Companies often get it wrong by computerising things which don't need computers and try to encourage collaboration where it won't work. There is the need for a collaborative service that's more easily distributed within organisations and a step change that allows this easy collaboration.

Business IT alignment

The evolution of the perception of IT in business is now changing, from IT as a cost manager to a facilitator for change. There is, therefore, a need to understand what are your key information systems and strategy is and retain agility on differentiators.

Business perception of IT is changing. IT is ore about processes not so much about technologies now. It's a case of taking out the 'T' or putting the 'I' back in.

The future does see strategic business roles in IT, but unfortunately not enough SMEs and other organisations are IT-enabled enough for integration to really take off.

For example, there's a lot of resistance at the moment to e-procurement although the online tax disc service is cited as being a good example of e-government. Insurance companies wanted this kind of centralised system to help reduce fraud. Hence, the DVLA are a good example of IT aligned with the external customer.

Those who do product development are completely different to those who implement in the field. One participant remarked about one software company who don't even use their own software.
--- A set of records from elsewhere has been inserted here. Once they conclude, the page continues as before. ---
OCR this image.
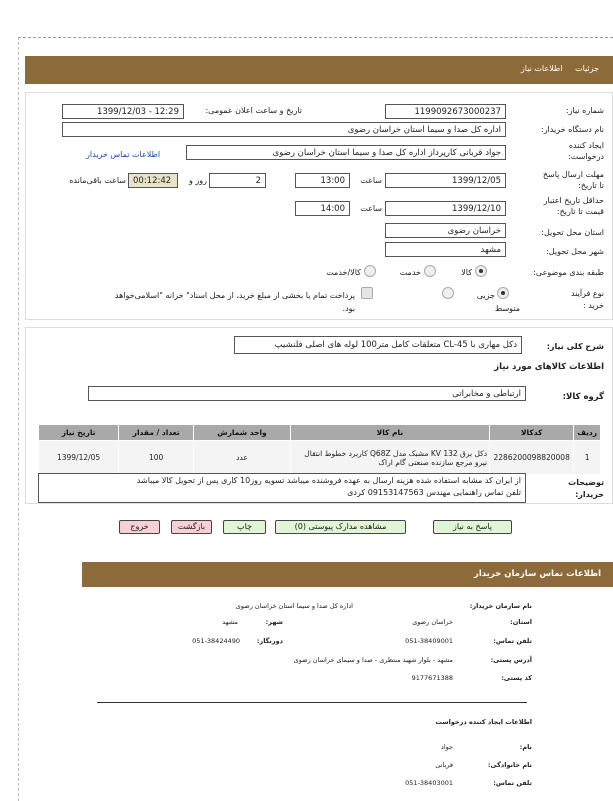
جزئیات اطلاعات نیاز
شماره نیاز:
1199092673000237
تاریخ و ساعت اعلان عمومی:
1399/12/03 - 12:29
نام دستگاه خریدار:
اداره کل صدا و سیما استان خراسان رضوی
ایجاد کننده
درخواست:
جواد قربانی کارپرداز اداره کل صدا و سیما استان خراسان رضوی
اطلاعات تماس خریدار
مهلت ارسال پاسخ
تا تاریخ:
1399/12/05
ساعت
13:00
2
روز و
00:12:42
ساعت باقی‌مانده
حداقل تاریخ اعتبار
قیمت تا تاریخ:
1399/12/10
ساعت
14:00
استان محل تحویل:
خراسان رضوی
شهر محل تحویل:
مشهد
طبقه بندی موضوعی:
کالا
خدمت
کالا/خدمت
نوع فرآیند
خرید :
جزیی
متوسط
پرداخت تمام یا بخشی از مبلغ خرید، از محل اسناد" خزانه "اسلامی‌خواهد
بود.
شرح کلی نیاز:
دکل مهاری با CL-45 متعلقات کامل متر100 لوله های اصلی فلنشیپ
اطلاعات کالاهای مورد نیاز
گروه کالا:
ارتباطی و مخابراتی
ردیف	کدکالا	نام کالا	واحد شمارش	تعداد / مقدار	تاریخ نیاز
1	2286200098820008	دکل برق 132 KV مشبک مدل Q68Z کاربرد خطوط انتقال نیرو مرجع سازنده صنعتی گام اراک	عدد	100	1399/12/05
توضیحات
خریدار:
از ایران کد مشابه استفاده شده هزینه ارسال به عهده فروشنده میباشد تسویه روز10 کاری پس از تحویل کالا میباشد
تلفن تماس راهنمایی مهندس 09153147563 کردی
پاسخ به نیاز
مشاهده مدارک پیوستی (0)
چاپ
بازگشت
خروج
اطلاعات تماس سازمان خریدار
نام سازمان خریدار:
اداره کل صدا و سیما استان خراسان رضوی
استان:
خراسان رضوی
شهر:
مشهد
تلفن تماس:
051-38409001
دورنگار:
051-38424490
آدرس پستی:
مشهد - بلوار شهید منتظری - صدا و سیمای خراسان رضوی
کد پستی:
9177671388
اطلاعات ایجاد کننده درخواست
نام:
جواد
نام خانوادگی:
قربانی
تلفن تماس:
051-38403001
Many think that the IT industry is innovative when compared with other industries, such as the building industry. However, review systems often don't pick up all the potential hazards of IT projects, particularly the larger ones, hence their bad reputation.

Take, for example, the national ID scheme, which is seen by many as poorly costed and over ambitious. The gateway process here is not bad but it needs an intelligent buyer. In this case the cabinet office has identified a lack of competence in building up a relationship between sponsors, the IT people and the final customers, i.e. the public. In fact, an immaturity of IT investment and progress has been determined in this case during the review process.

Leading IT through people

Front and back end projects need very different skills, hence require different people to fill those jobs. Managers often don't understand that some problems are not problems to others in the same company.
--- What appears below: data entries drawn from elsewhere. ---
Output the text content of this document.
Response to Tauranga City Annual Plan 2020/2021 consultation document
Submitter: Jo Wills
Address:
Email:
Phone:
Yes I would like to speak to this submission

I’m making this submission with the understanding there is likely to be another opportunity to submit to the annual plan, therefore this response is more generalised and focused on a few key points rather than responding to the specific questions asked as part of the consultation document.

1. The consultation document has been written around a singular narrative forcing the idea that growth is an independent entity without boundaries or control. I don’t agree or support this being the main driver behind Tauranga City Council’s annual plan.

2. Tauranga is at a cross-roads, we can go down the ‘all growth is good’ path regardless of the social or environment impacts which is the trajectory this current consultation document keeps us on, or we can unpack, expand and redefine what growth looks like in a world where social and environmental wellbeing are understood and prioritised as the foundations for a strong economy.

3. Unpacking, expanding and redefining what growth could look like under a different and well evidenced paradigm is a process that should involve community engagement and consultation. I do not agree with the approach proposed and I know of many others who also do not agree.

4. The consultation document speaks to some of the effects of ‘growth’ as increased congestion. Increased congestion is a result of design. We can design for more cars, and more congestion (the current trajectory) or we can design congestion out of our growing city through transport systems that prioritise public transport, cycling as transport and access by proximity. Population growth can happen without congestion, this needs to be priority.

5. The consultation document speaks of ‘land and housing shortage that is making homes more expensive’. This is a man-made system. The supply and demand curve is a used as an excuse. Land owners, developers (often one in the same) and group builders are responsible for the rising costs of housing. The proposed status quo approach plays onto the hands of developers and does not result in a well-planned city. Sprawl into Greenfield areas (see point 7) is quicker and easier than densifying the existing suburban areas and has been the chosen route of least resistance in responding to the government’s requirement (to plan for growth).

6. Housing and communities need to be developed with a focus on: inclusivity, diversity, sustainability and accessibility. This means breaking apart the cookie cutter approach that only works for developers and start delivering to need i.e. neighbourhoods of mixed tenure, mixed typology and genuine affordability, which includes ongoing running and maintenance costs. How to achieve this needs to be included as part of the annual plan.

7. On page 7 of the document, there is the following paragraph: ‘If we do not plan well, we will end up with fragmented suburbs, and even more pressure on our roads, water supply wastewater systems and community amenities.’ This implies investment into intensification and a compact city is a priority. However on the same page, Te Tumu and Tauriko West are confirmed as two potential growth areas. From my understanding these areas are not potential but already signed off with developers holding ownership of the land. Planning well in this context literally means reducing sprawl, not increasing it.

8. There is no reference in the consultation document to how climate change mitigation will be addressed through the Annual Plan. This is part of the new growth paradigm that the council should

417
Therefore, communication is vitally important within any organisation. But how can we ensure that the right conversations happen between the right people? The only way is to plan for this to happen and to lead by example, to encourage the leaders to lead well.
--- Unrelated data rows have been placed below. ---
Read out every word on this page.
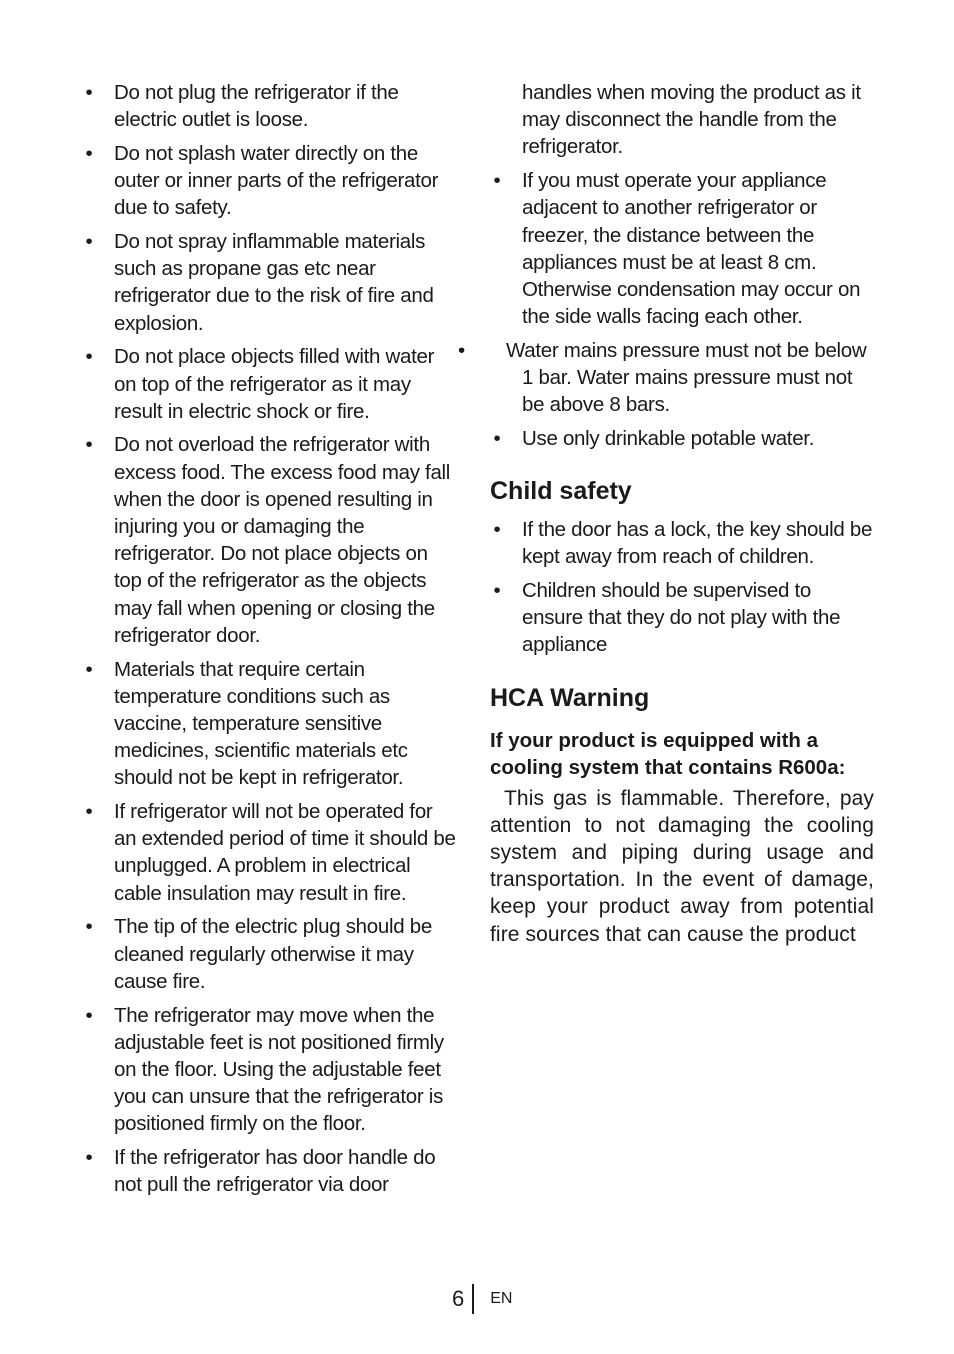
• Do not plug the refrigerator if the electric outlet is loose.
• Do not splash water directly on the outer or inner parts of the refrigerator due to safety.
• Do not spray inflammable materials such as propane gas etc near refrigerator due to the risk of fire and explosion.
• Do not place objects filled with water on top of the refrigerator as it may result in electric shock or fire.
• Do not overload the refrigerator with excess food. The excess food may fall when the door is opened resulting in injuring you or damaging the refrigerator. Do not place objects on top of the refrigerator as the objects may fall when opening or closing the refrigerator door.
• Materials that require certain temperature conditions such as vaccine, temperature sensitive medicines, scientific materials etc should not be kept in refrigerator.
• If refrigerator will not be operated for an extended period of time it should be unplugged. A problem in electrical cable insulation may result in fire.
• The tip of the electric plug should be cleaned regularly otherwise it may cause fire.
• The refrigerator may move when the adjustable feet is not positioned firmly on the floor. Using the adjustable feet you can unsure that the refrigerator is positioned firmly on the floor.
• If the refrigerator has door handle do not pull the refrigerator via door
handles when moving the product as it may disconnect the handle from the refrigerator.
• If you must operate your appliance adjacent to another refrigerator or freezer, the distance between the appliances must be at least 8 cm. Otherwise condensation may occur on the side walls facing each other.
• Water mains pressure must not be below 1 bar. Water mains pressure must not be above 8 bars.
• Use only drinkable potable water.
Child safety
• If the door has a lock, the key should be kept away from reach of children.
• Children should be supervised to ensure that they do not play with the appliance
HCA Warning
If your product is equipped with a cooling system that contains R600a:
This gas is flammable. Therefore, pay attention to not damaging the cooling system and piping during usage and transportation. In the event of damage, keep your product away from potential fire sources that can cause the product
6	EN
There needs to be more awareness of self regulation and individual responsibilities so that everyone can be more aware of how different people operate and where they are coming from. It also helps if individuals learn how to regulate how they present themselves. In fact this can take many forms; sometimes companies have 'no email Fridays' where, if people want to communicate with each other, they have to talk.

There is sometimes the need to have meetings where people talk about what they do and have done; exposing problems they've had to, in the past, and encourage people to talk about what to do to overcome such a problem if it happens again in future. A good example of this is the 'Friday tutorial' where one member of staff will present to whoever wishes to listen during the lunch break; often called 'lunch and learn'.

It's sometimes said that it takes seven times in seven ways for someone to learn something new, and take on board a new concept and this often holds true. Hence, finding different methods of communicating ideas to one another in a number of sometimes novel ways can assist understanding the other camp's perspective. The business and engineering camps need to communicate more in most organisations and need to be able to interbreed the two different states of mind and find a common ground.

Ultimately, it's up to the discretionary choice of the CIO to decide whether they can be brought together, but there has to be leadership from the top. Mid-level management play a crucial role in the implementation of any changes, but it is critical that the CEO and CIO be aligned in order for objectives to be met.

Communication between departments, therefore, has to be carefully planned and not done on an ad-hoc basis, and it is just as important for employees to feel that they can influence changes; otherwise they tend to lose interest.